After the regaining my senses I looked up to see my left arm draped over one of the large roots, matching the root's contours. I immediately recognized the situation and calmly screamed like a madman, "I'm gonna die!!!"

That, of course, drew the attention of everyone in the house . . . maybe even everyone in the White House.

Once again, my parents rushed me to the hospital. This time, Dr. Throop gets the first call and meets us at the hospital, but something different occurs. As I'm laying on the gurney, the nurse, one of mom's friends, Mrs Miketinas, comes in and covers me with a blanket. The next thing I know she's got a pair of scissors in her hand and she reached under the blanket and started cutting my clothes off.

I guess she was doing it in anticipation of surgery, but, as a shy young boy, the last thing I wanted was to be naked in a hospital room full of strangers; sheet or no sheet. And mom wasn't too happy with them cutting off a perfectly good pair of pants. Luckily Dr. Throop didn't have to perform surgery. Somehow he managed to get what looked like a miniature of the St. Louis Arch straightened out again.

My last encounter with Dr. Throop came two years later after a visit to my friend, Brian Ladner's, house. We were playing with his new puppy in the back yard when, in an act as graceful as ballerina, I tripped, backwards, over a picnic table bench. As I headed toward the ground, I stuck out my left arm to break my fall, but all I broke was my arm. It wasn't early as spectacular as my previous break, but I could tell by the way if felt that it was broken. Mom dutifully drove me to the hospital and Dr. Throop dutifully set my arm.

Bottle Rocket

We grew up in the days when you didn't have to be a pyrotechnics expert to buy and use firecrackers. Anybody who wanted could go to the nearest fireworks stand and by everything needed -Black Cats, bottle rockets, lady fingers, sparklers, M-80s and the aptly named cherry bomb- to cause hospitalization.

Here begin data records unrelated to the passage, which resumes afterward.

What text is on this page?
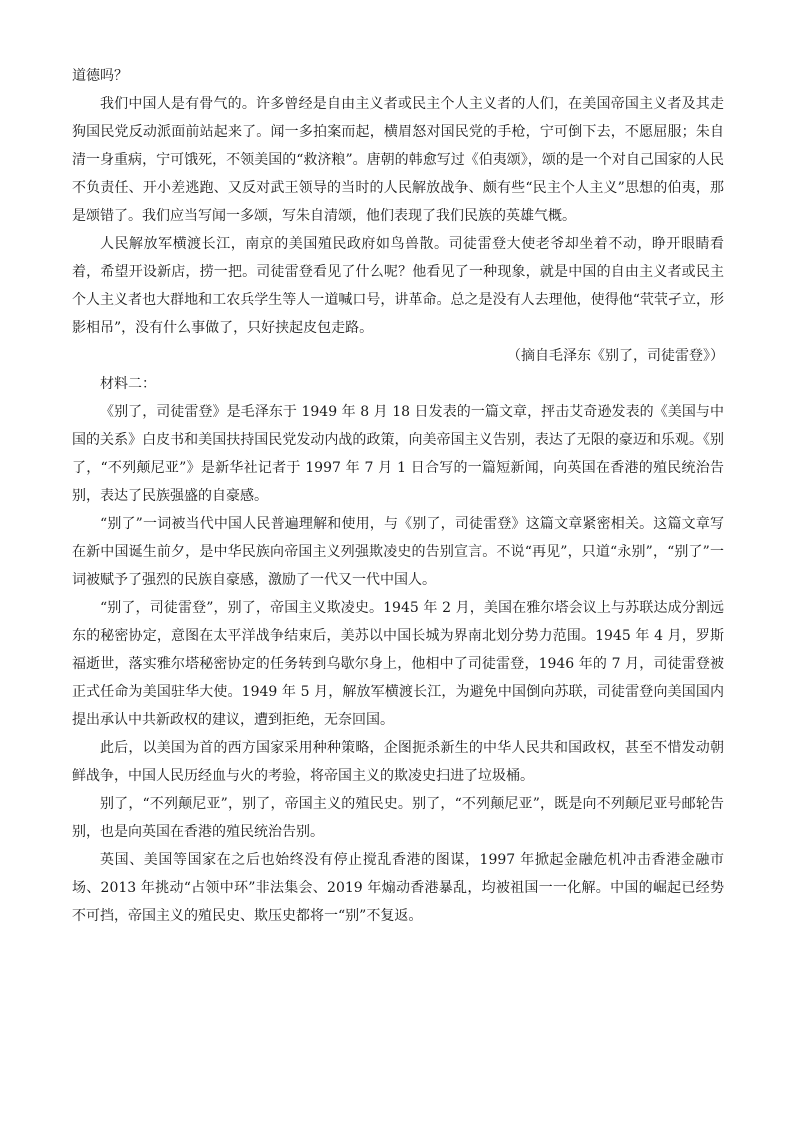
道德吗？

我们中国人是有骨气的。许多曾经是自由主义者或民主个人主义者的人们，在美国帝国主义者及其走狗国民党反动派面前站起来了。闻一多拍案而起，横眉怒对国民党的手枪，宁可倒下去，不愿屈服；朱自清一身重病，宁可饿死，不领美国的“救济粮”。唐朝的韩愈写过《伯夷颂》，颂的是一个对自己国家的人民不负责任、开小差逃跑、又反对武王领导的当时的人民解放战争、颇有些“民主个人主义”思想的伯夷，那是颂错了。我们应当写闻一多颂，写朱自清颂，他们表现了我们民族的英雄气概。

人民解放军横渡长江，南京的美国殖民政府如鸟兽散。司徒雷登大使老爷却坐着不动，睁开眼睛看着，希望开设新店，捞一把。司徒雷登看见了什么呢？他看见了一种现象，就是中国的自由主义者或民主个人主义者也大群地和工农兵学生等人一道喊口号，讲革命。总之是没有人去理他，使得他“茕茕孑立，形影相吊”，没有什么事做了，只好挟起皮包走路。

（摘自毛泽东《别了，司徒雷登》）

材料二：

《别了，司徒雷登》是毛泽东于 1949 年 8 月 18 日发表的一篇文章，抨击艾奇逊发表的《美国与中国的关系》白皮书和美国扶持国民党发动内战的政策，向美帝国主义告别，表达了无限的豪迈和乐观。《别了，“不列颠尼亚”》是新华社记者于 1997 年 7 月 1 日合写的一篇短新闻，向英国在香港的殖民统治告别，表达了民族强盛的自豪感。

“别了”一词被当代中国人民普遍理解和使用，与《别了，司徒雷登》这篇文章紧密相关。这篇文章写在新中国诞生前夕，是中华民族向帝国主义列强欺凌史的告别宣言。不说“再见”，只道“永别”，“别了”一词被赋予了强烈的民族自豪感，激励了一代又一代中国人。

“别了，司徒雷登”，别了，帝国主义欺凌史。1945 年 2 月，美国在雅尔塔会议上与苏联达成分割远东的秘密协定，意图在太平洋战争结束后，美苏以中国长城为界南北划分势力范围。1945 年 4 月，罗斯福逝世，落实雅尔塔秘密协定的任务转到乌歇尔身上，他相中了司徒雷登，1946 年的 7 月，司徒雷登被正式任命为美国驻华大使。1949 年 5 月，解放军横渡长江，为避免中国倒向苏联，司徒雷登向美国国内提出承认中共新政权的建议，遭到拒绝，无奈回国。

此后，以美国为首的西方国家采用种种策略，企图扼杀新生的中华人民共和国政权，甚至不惜发动朝鲜战争，中国人民历经血与火的考验，将帝国主义的欺凌史扫进了垃圾桶。

别了，“不列颠尼亚”，别了，帝国主义的殖民史。别了，“不列颠尼亚”，既是向不列颠尼亚号邮轮告别，也是向英国在香港的殖民统治告别。

英国、美国等国家在之后也始终没有停止搅乱香港的图谋，1997 年掀起金融危机冲击香港金融市场、2013 年挑动“占领中环”非法集会、2019 年煽动香港暴乱，均被祖国一一化解。中国的崛起已经势不可挡，帝国主义的殖民史、欺压史都将一“别”不复返。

We used to buy a bag full of fireworks every 4th of July and have a grand time blowing up things around the yard -Fire ant beds and little green Army men bore the brunt of our destructive urges. However, there was one 4th where the tables were turned.

In one of the pecan trees in the back yard we had a "tree house." It wasn't much of a tree house. There was no roof, or doors, or windows, or walls, but it had a floor. So it was more like a tree platform than a tree house, but it was a cool place to play. Well that 4th of July Chuck and I decided it would be really cool to throw firecrackers and launch bottle rockets from the tree house.

And it was cool, at first. Then it happened. A firecracker exploded right next to us. The initial bang startled us and we turned to look at each other as if to ask, "Did you do that?" But suddenly another firecracker exploded from within the bag. Like being outside on an overcast day and that first drop of rain smacks you on the head, you know you'd better take cover because the storm's a coming. Thus it was with that first explosion. In no time at all, the storm hit full force. What had been an idyllic day was now a hailstorm of explosions. My dad must have heard noise because suddenly he was standing next to the tree telling us to jump out. Chuck jumped out and dad caught him, but me, I totally panicked.

The fireworks were exploding all around me, which was scaring the crap out of me, but I couldn't bring myself to jump from the tree. When I look at it now, I think about what a dork I was. The distance from the tree house to the ground wasn't more than nine feet, but at the time it might as well have been 90 feet. I just knew dad wouldn't catch me and I'd end up on the ground mangled or dead. So I rode out the storm in the tree house. It was all over in a couple of minutes, even though it seemed like it took hours, and I was able to climb down despite shaking like bangles on a belly-dancer's outfit.

Using the tree house for a firecracker launching pad seemed like a good idea until it literally blew up in our faces.